Developmental Therapeutics - Immunotherapy
Session Type and Session Title: 
Oral Abstract Session, Developmental Therapeutics - Immunotherapy
Abstract Number: 
J Clin Oncol 31, 2013 (suppl; abstr 3003^)
Margaret K. Callahan, Christine E. Horak, Michael A. Curran, Travis Hollman, David A. Schaer, Jianda Yuan, Alexander M. Lesokhin, Shigehisa Kitano, Quan Hong, Charlotte Eielson Ariyan, Klaus J. Busam, William Feely, Maria Jure-Kunkel, Joseph Grosso, Jason S. Simon, Alan J. Korman, Jon M. Wigginton, Ashok Kumar Gupta, Mario Sznol, Jedd D. Wolchok; Memorial Sloan-Kettering Cancer Center, New York, NY; Bristol-Myers Squibb, Princeton, NJ; Memorial-Sloan Kettering Cancer Center, New York, NY; Bristol-Myers Squibb, Redwood City, CA; Yale University, New Haven, CT

Abstracts that were granted an exception in accordance with ASCO's Conflict of Interest Policy are designated with a caret symbol (^).

Abstract Disclosures


Background: Nivolumab and ipilimumab are fully human monoclonal antibodies that block the immune checkpoint receptors PD-1 and CTLA-4, respectively. In a multi-cohort, phase I study of nivolumab/ipilimumab combination therapy in melanoma patients (pts), objective response rates up to 47% were observed (NCT01024231). Putative predictive biomarkers from peripheral blood (PB) or tumor, including tumor PD-L1 expression, absolute lymphocyte count (ALC) and PB myeloid derived suppressor cells (MDSC) were evaluated. Pharmacodynamic changes in activated and effector T cells were also assessed. Methods: Tumor PD-L1 membrane expression was assessed in archival FFPE specimens by immunohistochemistry (28-8 PD-L1 antibody). ALC was measured in serial PB samples; changes in the percentage, number and phenotype of activated CD4+ and CD8+T cells and MDSC were characterized by flow cytometry.

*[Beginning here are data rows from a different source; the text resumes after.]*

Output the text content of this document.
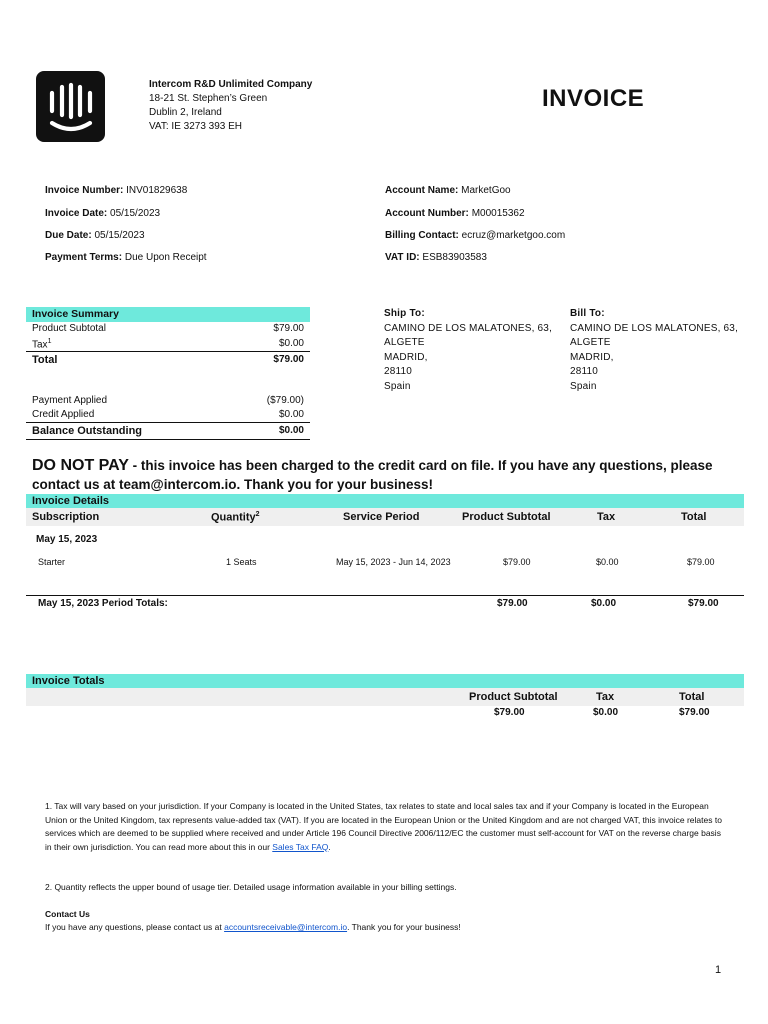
Intercom R&D Unlimited Company
18-21 St. Stephen’s Green
Dublin 2, Ireland
VAT: IE 3273 393 EH
INVOICE
Invoice Number: INV01829638
Invoice Date: 05/15/2023
Due Date: 05/15/2023
Payment Terms: Due Upon Receipt
Account Name: MarketGoo
Account Number: M00015362
Billing Contact: ecruz@marketgoo.com
VAT ID: ESB83903583
Invoice Summary
Product Subtotal	$79.00
Tax$^1$	$0.00
Total	$79.00
Payment Applied	($79.00)
Credit Applied	$0.00
Balance Outstanding	$0.00
Ship To:
CAMINO DE LOS MALATONES, 63,
ALGETE
MADRID,
28110
Spain
Bill To:
CAMINO DE LOS MALATONES, 63,
ALGETE
MADRID,
28110
Spain
DO NOT PAY - this invoice has been charged to the credit card on file. If you have any questions, please contact us at team@intercom.io. Thank you for your business!
Invoice Details
Subscription	Quantity$^2$	Service Period	Product Subtotal	Tax	Total
May 15, 2023
Starter	1 Seats	May 15, 2023 - Jun 14, 2023	$79.00	$0.00	$79.00
May 15, 2023 Period Totals:	$79.00	$0.00	$79.00
Invoice Totals
Product Subtotal	Tax	Total
$79.00	$0.00	$79.00
1. Tax will vary based on your jurisdiction. If your Company is located in the United States, tax relates to state and local sales tax and if your Company is located in the European Union or the United Kingdom, tax represents value-added tax (VAT). If you are located in the European Union or the United Kingdom and are not charged VAT, this invoice relates to services which are deemed to be supplied where received and under Article 196 Council Directive 2006/112/EC the customer must self-account for VAT on the reverse charge basis in their own jurisdiction. You can read more about this in our Sales Tax FAQ.
2. Quantity reflects the upper bound of usage tier. Detailed usage information available in your billing settings.
Contact Us
If you have any questions, please contact us at accountsreceivable@intercom.io. Thank you for your business!
1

Results: PD-L1 expression was seen in 37% (10/27) of pts, using a cut-off of 5% tumor cell membrane staining. Objective responses (OR) were seen in pts with both PD-L1 negative (8/17) and PD-L1 positive (4/10) tumors. Relative to baseline, a rise in ALC was not detected, but phenotypic changes in PB T-cell subsets, including increases in the percentage of CD4 and CD8 expressing HLA-DR, ICOS and/or Ki67 were seen with combination therapy. Low ALC (<1.0 at wk 6-7) did not preclude OR as 3 of 12 pts with low ALC responded. Of pts evaluated, OR with ≥80% reduction in tumor burden at 12 wk were seen in pts with a low frequency of pretreatment PB MDSC (3/7) but no OR were seen in pts with high MDSC (0/6). Conclusions: In this small subset of pts,OR were seen independent of PD-L1 or ALC status in contrast to prior observations with nivolumab or ipilimumab, respectively. Thus, the immune response generated by combination therapy may have unique features compared to either monotherapy. The relationship between frequency of PB MDSC and reduction in tumor burden will be further explored. Further efforts in this study and in future phase III randomized studies will investigate these and other phenotypic changes in immune cell populations and their relationship to patterns of clinical activity. Clinical trial information: NCT01024231.